The Catholic Diocese of Adelaide has voiced its displeasure with the foul-mouthed television chef, Gordon Ramsay, saying his expletive-filled reality television shows should be either taken off the air or shown at a later time.
The diocese’s complaint came during an inquiry in the Australian Senate, which was prompted by British chef Gordon Ramsay’s behavior in his television shows “Kitchen Nightmares” and “Hell’s Kitchen.”
The Courier Mail reports that one recently broadcast episode shows Ramsay using a four-letter expletive more than 80 times and shouting “You French pig” at a chef.
In a statement to the parliamentary inquiry the Diocese of Adelaide said, “There can be no excuse for vilification of this sort. We conclude that this episode should never have been aired on Australian television.”
The inquiry has received more than 50 public submissions, of which the overwhelming majority favor tighter regulation and calls to censor Ramsay, the Courier Mail reports.

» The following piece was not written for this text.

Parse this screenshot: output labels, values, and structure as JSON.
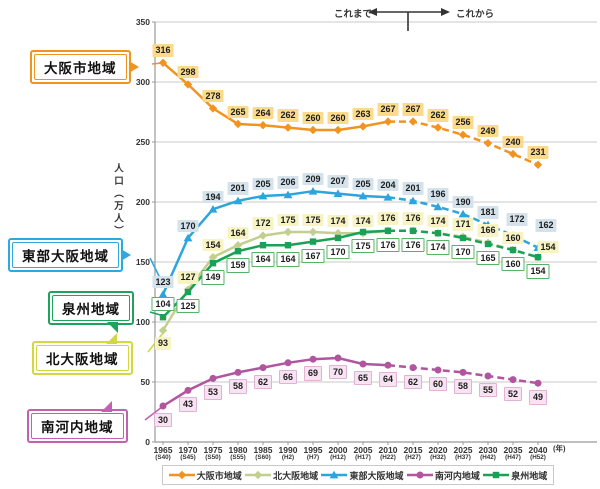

Two of Ramsay’s shows are broadcast in Australia at 8:30 pm, while “Hell’s Kitchen,” in which contestants compete to win a restaurant, airs at 9:30 pm. The shows regularly attract more than 1 million Australian viewers, but have also attracted complaints the shows are broadcast when children may be watching television.
According to the Scotsman, Ramsay’s spokesman has stated the chef was “hopping mad” about the controversy and had called the Australian Senate to complain.
The chef’s plans to open a restaurant on Sydney Harbor were also recently rejected by the on the grounds of decency.
Senator Drew Stockman addressed the controversy, reportedly saying, “We are not prudes… but we feel that allowing this sweary fellow to bring his bilious obscenities to Sydney's harbor-front is a step in the wrong direction.”